When Elliott proudly presents his new book—an anthology of romantic poetry—to Leah, her cheeks flame. She receives it with two hands, holding it so carefully that an onlooker might think it was made of glass. When she steps out of Elliott's hut to make her way home, it's raining. Without a second thought, she removes her rain jacket and wraps it around the book. She gets drenched on the way home, but she thinks it's worth it. The book, after all, is safe and dry.

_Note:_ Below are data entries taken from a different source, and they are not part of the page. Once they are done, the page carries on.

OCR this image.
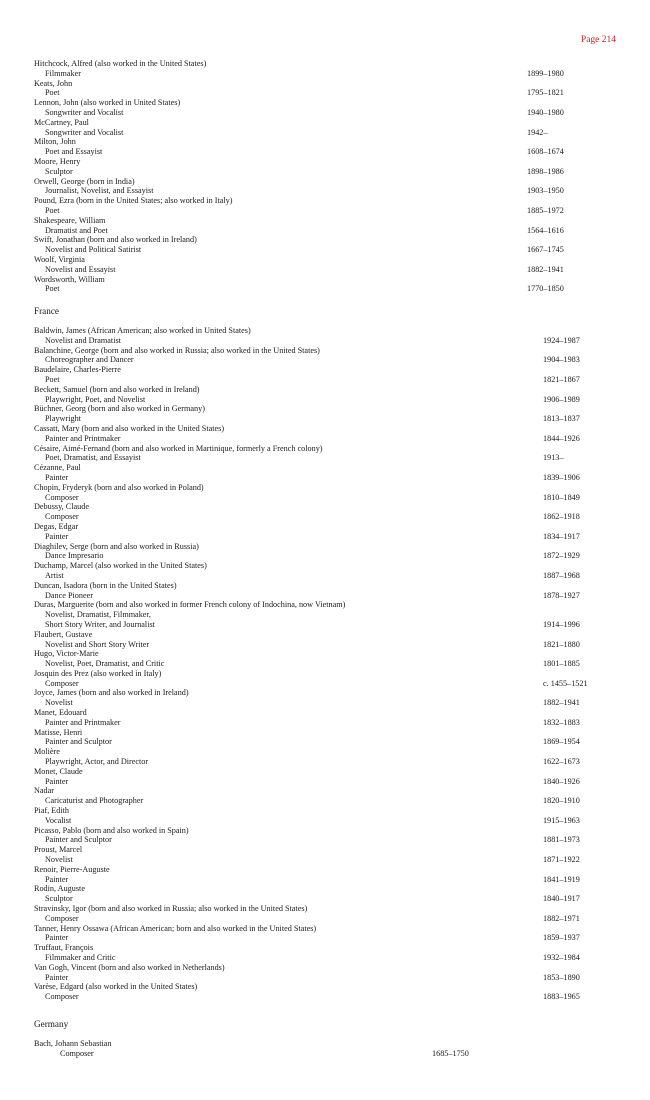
Page 214
Hitchcock, Alfred (also worked in the United States)
Filmmaker	1899–1980
Keats, John
Poet	1795–1821
Lennon, John (also worked in United States)
Songwriter and Vocalist	1940–1980
McCartney, Paul
Songwriter and Vocalist	1942–
Milton, John
Poet and Essayist	1608–1674
Moore, Henry
Sculptor	1898–1986
Orwell, George (born in India)
Journalist, Novelist, and Essayist	1903–1950
Pound, Ezra (born in the United States; also worked in Italy)
Poet	1885–1972
Shakespeare, William
Dramatist and Poet	1564–1616
Swift, Jonathan (born and also worked in Ireland)
Novelist and Political Satirist	1667–1745
Woolf, Virginia
Novelist and Essayist	1882–1941
Wordsworth, William
Poet	1770–1850
France
Baldwin, James (African American; also worked in United States)
Novelist and Dramatist	1924–1987
Balanchine, George (born and also worked in Russia; also worked in the United States)
Choreographer and Dancer	1904–1983
Baudelaire, Charles-Pierre
Poet	1821–1867
Beckett, Samuel (born and also worked in Ireland)
Playwright, Poet, and Novelist	1906–1989
Büchner, Georg (born and also worked in Germany)
Playwright	1813–1837
Cassatt, Mary (born and also worked in the United States)
Painter and Printmaker	1844–1926
Césaire, Aimé-Fernand (born and also worked in Martinique, formerly a French colony)
Poet, Dramatist, and Essayist	1913–
Cézanne, Paul
Painter	1839–1906
Chopin, Fryderyk (born and also worked in Poland)
Composer	1810–1849
Debussy, Claude
Composer	1862–1918
Degas, Edgar
Painter	1834–1917
Diaghilev, Serge (born and also worked in Russia)
Dance Impresario	1872–1929
Duchamp, Marcel (also worked in the United States)
Artist	1887–1968
Duncan, Isadora (born in the United States)
Dance Pioneer	1878–1927
Duras, Marguerite (born and also worked in former French colony of Indochina, now Vietnam)
Novelist, Dramatist, Filmmaker,
Short Story Writer, and Journalist	1914–1996
Flaubert, Gustave
Novelist and Short Story Writer	1821–1880
Hugo, Victor-Marie
Novelist, Poet, Dramatist, and Critic	1801–1885
Josquin des Prez (also worked in Italy)
Composer	c. 1455–1521
Joyce, James (born and also worked in Ireland)
Novelist	1882–1941
Manet, Edouard
Painter and Printmaker	1832–1883
Matisse, Henri
Painter and Sculptor	1869–1954
Molière
Playwright, Actor, and Director	1622–1673
Monet, Claude
Painter	1840–1926
Nadar
Caricaturist and Photographer	1820–1910
Piaf, Edith
Vocalist	1915–1963
Picasso, Pablo (born and also worked in Spain)
Painter and Sculptor	1881–1973
Proust, Marcel
Novelist	1871–1922
Renoir, Pierre-Auguste
Painter	1841–1919
Rodin, Auguste
Sculptor	1840–1917
Stravinsky, Igor (born and also worked in Russia; also worked in the United States)
Composer	1882–1971
Tanner, Henry Ossawa (African American; born and also worked in the United States)
Painter	1859–1937
Truffaut, François
Filmmaker and Critic	1932–1984
Van Gogh, Vincent (born and also worked in Netherlands)
Painter	1853–1890
Varèse, Edgard (also worked in the United States)
Composer	1883–1965
Germany
Bach, Johann Sebastian
Composer	1685–1750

She showers quickly, warming the chill settling in her bones. She hesitates for a moment before slipping into her nicest pyjamas—a silk pair that her mother bought her for Christmas one year—and slips under her bed covers. After a long and shaking breath, she reaches over to her bedside and picks up the small book. It feels heavy in her hands.

"Oh."

The realisation hits her like a freight train.

The poems aren't about her.

They speak of hair like sunshine, sapphire eyes, and a voice smooth as honey. Leah thinks, her stomach lurching, that the description matches Haley to a tee. She shakes her head rapidly, trying to rid her mind of the thought. It doesn't matter who the poems are about. The only important thing is that they aren't about her.

She stares at the pages in front of her, desperately trying to find herself somewhere in between the lines. It's a futile effort. Deep inside, she knows that. But she can't help but to try. She'd be happy there was just one mention of her—an abstract reference to a conversation they'd had or a short description of her slender hands at work. She flips through the pages, growing more frantic by the second.

The poems really aren't about her. Not a single one of them.

For Elliott, it's never been about her. Even though he's in every one of sculptures—the curve of his nose, the shape edge of cheek bones—she has never been a single word in his poems.

She cries, not caring when her tears wet the paper.